In less than two weeks, the photo garnered nearly 15,000 likes, over 4,000 saves and shares, and over 500 comments. The caption has been translated into three languages. I received hundreds of private messages thanking me, telling me how much people, mostly women, needed to read a message like this and how grateful they were to me. I persisted in responding to each person that, on the contrary, it was I who was thankful for having the opportunity to develop a growing community that is open to my vulnerability.
I often talk about the importance of representation. My post is a perfect example.
Obviously, we need to discuss the “shocking” aspect of the photo.
Deconstructing what society has imposed on us takes time and a lot of work. This effort must go hand in hand with increased representation. What shocks us is simply what we aren’t “used to” seeing. We talk a lot about body hair, of course, but we never see it. And that’s a problem.
Simply stating that body hair is normal is not enough and it’s not the same thing as daring to show it—and you need to see it if you ever want to get used to it.
Getting used to seeing, having, owning, and loving body hair can be done by normalizing it through representation.
I invited people who were shocked by my photo (and who took the time to comment on it) to reflect on their reaction.
Did it arouse discomfort? Personal unease, feelings of awkwardness or uncertainty? A sense of modesty when it comes to Internet use? A desire for the application of a more conservative policy?
But why not be just as outraged at the sight of photos in which people’s body hair has been meticulously airbrushed? Is what is disturbing, then, simply the fact that the hair was pubic? No one dared to answer.
It goes without saying that I received comments about my personal hygiene and about the “fact” that I’d never be able to find a partner. I was lucky that Dr Staci (@dr.staci.t on Instagram) supported me in her stories and in the comments, stating that hygiene and body hair actually go hand in hand: hair protects us. The misconception that body hair is unhygienic stems from popular media devoid of authentic bodies, from porn that childifies women, and, as the Abattoir Facebook page put it, stems directly from the diktats of men’s (cis and straight) sexual preferences being imposed on women’s bodies (these preferences are further influenced by dominant representations of female hairlessness in porn and popular media). That said, hair removal is a matter of personal choice.
I have also been accused of faux feminism. I am regularly disappointed by the lack of intersectionality of some people who identify as “feminist”. They seem to believe that by normalizing body hair, we discriminate against people who choose to shave. On the contrary, you do you, and all I ask is to be equally represented and have my choices respected: to also be able to feel like part of the norm.

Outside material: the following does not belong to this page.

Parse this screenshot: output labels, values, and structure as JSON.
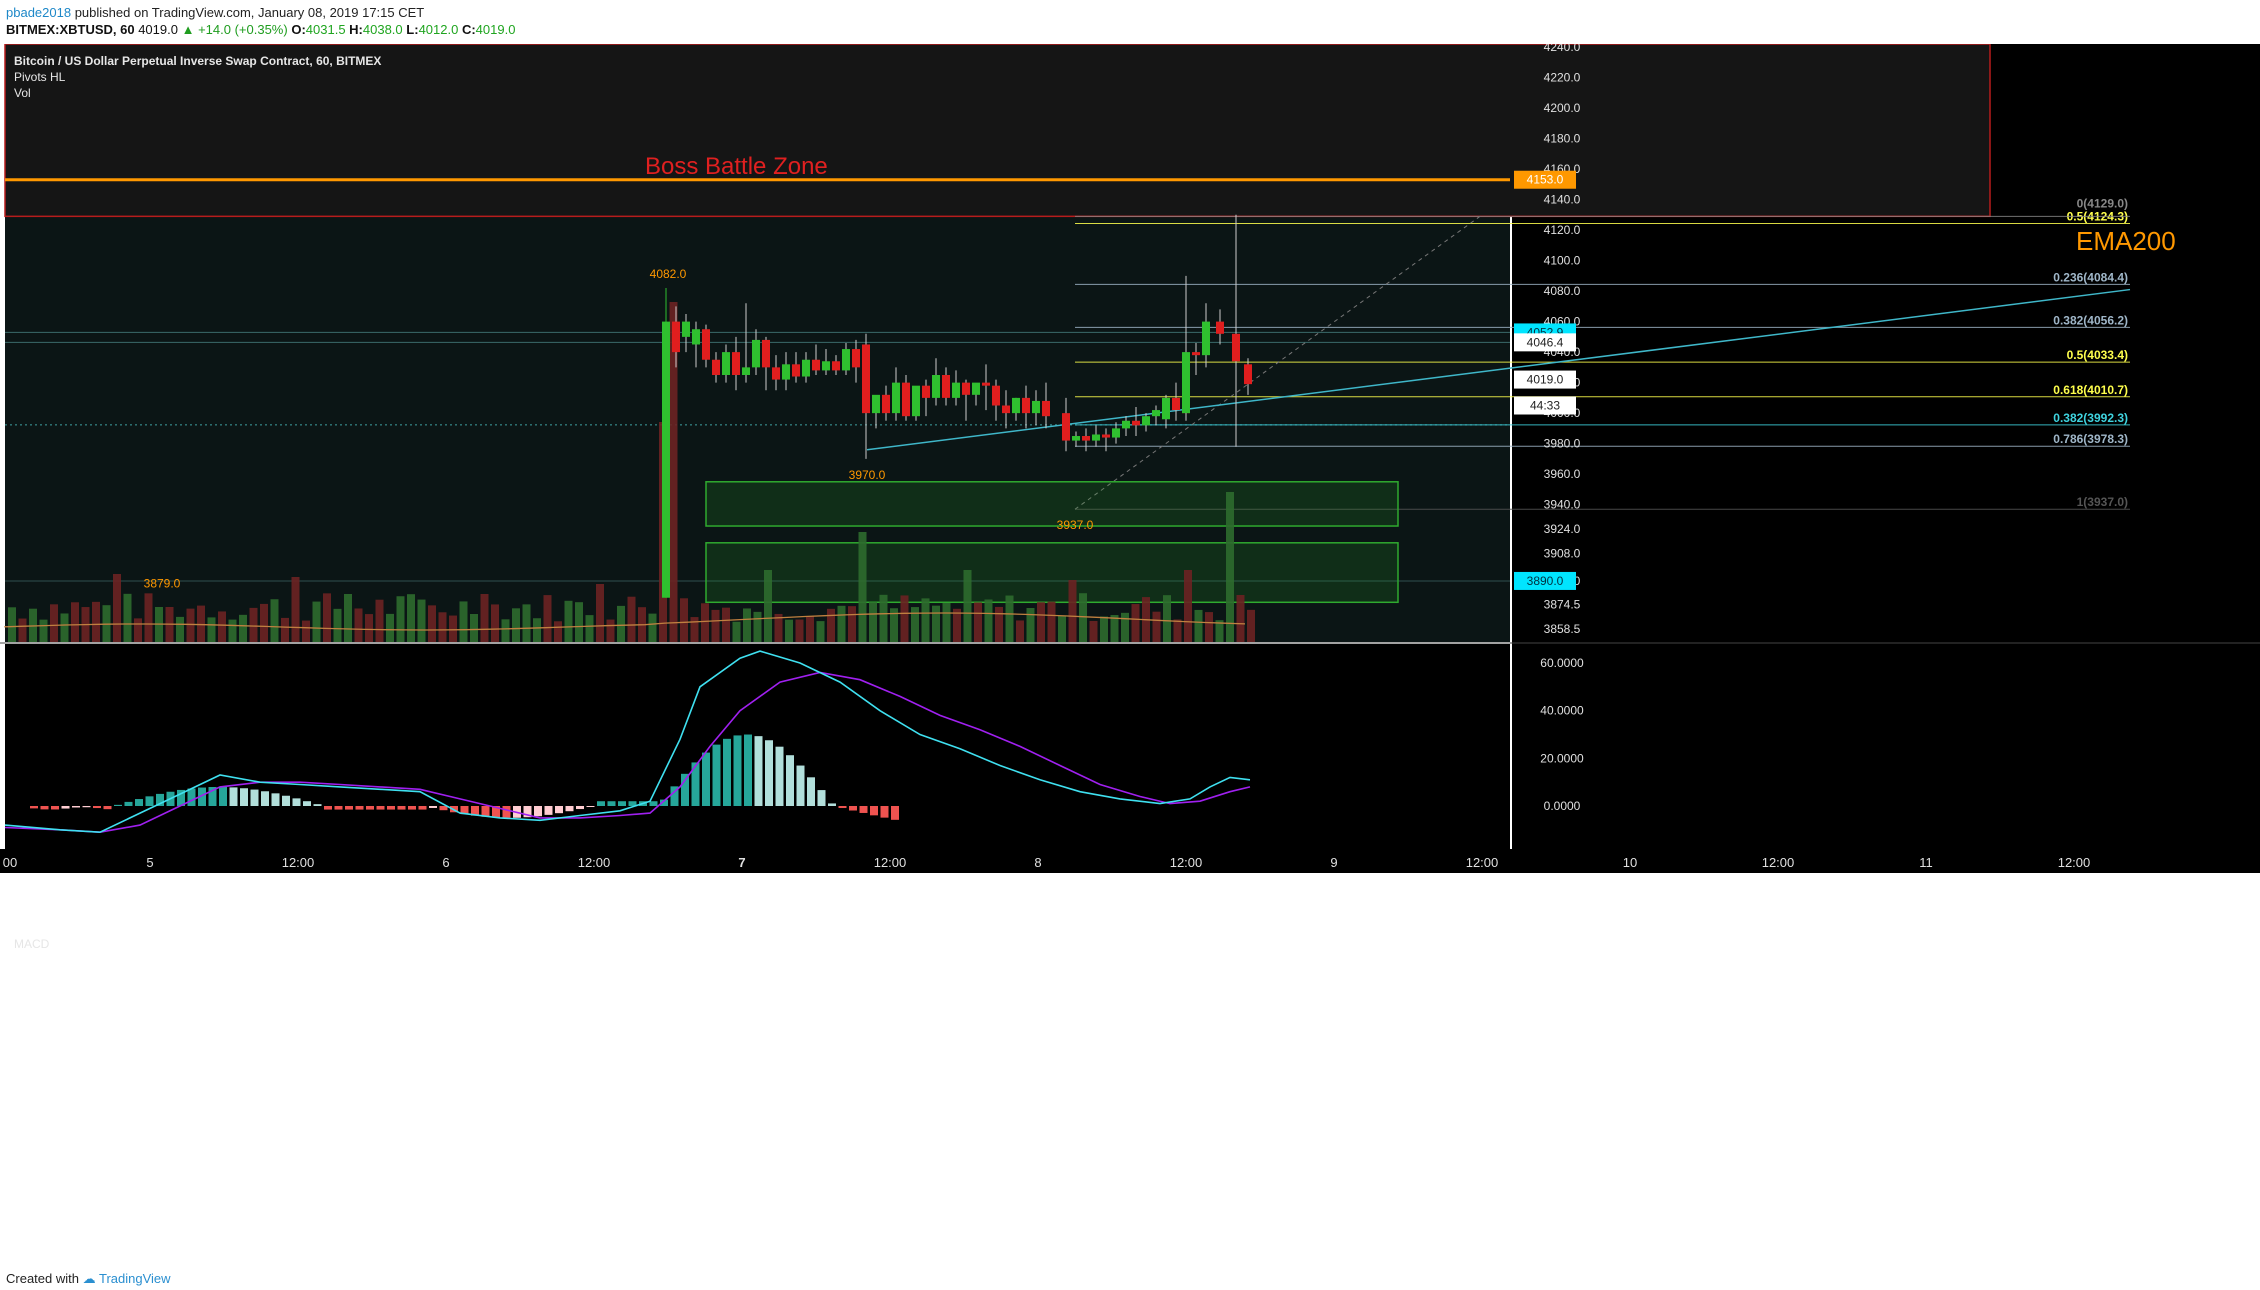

It’s erroneous to believe that proudly keeping and showing our body hair is unfeminist. My feminism aspires to be inclusive, intersectional, open, ready to question what I believe, and always eager to point out the consequences of a capitalist patriarchy responsible for body shame. My feminism also includes active listening and the desire to continue to educate myself.

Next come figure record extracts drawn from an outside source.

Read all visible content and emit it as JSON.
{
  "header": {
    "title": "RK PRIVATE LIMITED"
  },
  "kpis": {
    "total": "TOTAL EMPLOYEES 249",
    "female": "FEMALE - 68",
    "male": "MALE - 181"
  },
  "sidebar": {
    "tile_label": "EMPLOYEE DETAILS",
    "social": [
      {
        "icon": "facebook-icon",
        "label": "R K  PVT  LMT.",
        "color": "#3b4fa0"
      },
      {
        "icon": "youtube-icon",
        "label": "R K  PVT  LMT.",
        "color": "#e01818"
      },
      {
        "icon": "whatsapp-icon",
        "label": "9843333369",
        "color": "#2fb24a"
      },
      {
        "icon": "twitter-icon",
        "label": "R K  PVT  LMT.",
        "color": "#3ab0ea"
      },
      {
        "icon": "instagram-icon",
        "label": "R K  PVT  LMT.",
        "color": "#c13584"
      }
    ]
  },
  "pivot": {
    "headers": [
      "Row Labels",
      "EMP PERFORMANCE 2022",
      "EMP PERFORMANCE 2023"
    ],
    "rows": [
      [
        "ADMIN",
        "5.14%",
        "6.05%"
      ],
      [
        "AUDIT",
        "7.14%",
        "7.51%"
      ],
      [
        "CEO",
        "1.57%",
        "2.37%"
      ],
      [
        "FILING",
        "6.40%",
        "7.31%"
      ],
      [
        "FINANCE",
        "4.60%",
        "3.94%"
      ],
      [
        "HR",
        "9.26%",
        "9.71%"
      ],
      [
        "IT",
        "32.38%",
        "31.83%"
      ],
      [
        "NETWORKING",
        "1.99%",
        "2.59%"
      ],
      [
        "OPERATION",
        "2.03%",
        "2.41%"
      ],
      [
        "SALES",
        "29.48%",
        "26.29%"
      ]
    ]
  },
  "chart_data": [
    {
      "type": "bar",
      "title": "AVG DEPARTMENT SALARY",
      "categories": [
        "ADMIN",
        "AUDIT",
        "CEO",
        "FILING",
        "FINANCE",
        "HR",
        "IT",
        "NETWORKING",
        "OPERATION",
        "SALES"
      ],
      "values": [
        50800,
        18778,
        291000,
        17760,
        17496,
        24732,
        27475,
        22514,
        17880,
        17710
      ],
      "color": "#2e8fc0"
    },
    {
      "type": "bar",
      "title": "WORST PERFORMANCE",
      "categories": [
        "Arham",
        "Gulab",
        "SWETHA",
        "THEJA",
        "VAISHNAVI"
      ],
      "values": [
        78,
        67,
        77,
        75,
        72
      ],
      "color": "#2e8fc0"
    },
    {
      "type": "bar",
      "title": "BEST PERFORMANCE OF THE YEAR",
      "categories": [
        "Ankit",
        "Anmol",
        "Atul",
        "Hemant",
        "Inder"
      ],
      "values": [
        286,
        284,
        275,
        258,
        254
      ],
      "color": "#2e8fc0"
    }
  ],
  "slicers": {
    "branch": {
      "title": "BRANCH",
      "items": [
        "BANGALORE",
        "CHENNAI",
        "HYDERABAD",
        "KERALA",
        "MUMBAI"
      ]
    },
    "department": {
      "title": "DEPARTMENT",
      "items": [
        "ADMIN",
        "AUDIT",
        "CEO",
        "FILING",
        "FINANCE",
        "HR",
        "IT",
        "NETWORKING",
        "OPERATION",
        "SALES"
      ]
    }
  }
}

In the end, in my opinion, the purpose of representation is to validate all bodies and sexualities and to ensure that people no longer have negative knee-jerk reactions to topics that are so relevant to us all.
Much to my dismay, Instagram deleted my @leksendrine account. I have never received any warning that I was breaking any rules. Yet, I woke up one morning and, poof, all my work had been thrown in the trash.
I had made the mistake of responding to a hateful comment on my gender identity. The person said that they had no problem with body hair, but that we are all either men or women – nothing else – and that I was therefore a strong woman representing female body hair.
Then, a masculinist joined in, offering me money to go buy razors. I thought I was being funny by posting a link to my PayPal. A few minutes later, there were five of them posting comments, and I realized my mistake. Apparently it’s something masculinists and trolls do in their spare time; getting together and denouncing feminist/activist/etc. pages until they get shut down.
Well, they succeeded. They won.
I woke up the next morning with a message from Instagram: “Your page has been disabled”.
At the time, I felt defeated. On the other hand, it proved my point very well: that visual representation is more powerful and shocking than speech. So we win by investing in it, by creating the authentic content that we want to see. And I will try to regain access to my page and, meanwhile, continue to write and create.
As this article is about to be published, after 18 days of emails, complaints, and requests to those around me to file a complaint with Instagram because my account had been unjustly deactivated, I am finally back! My account has finally been reactivated. I won the battle, but definitely not the war on censorship, and I’m not done fighting for all the marginalized voices that get censored.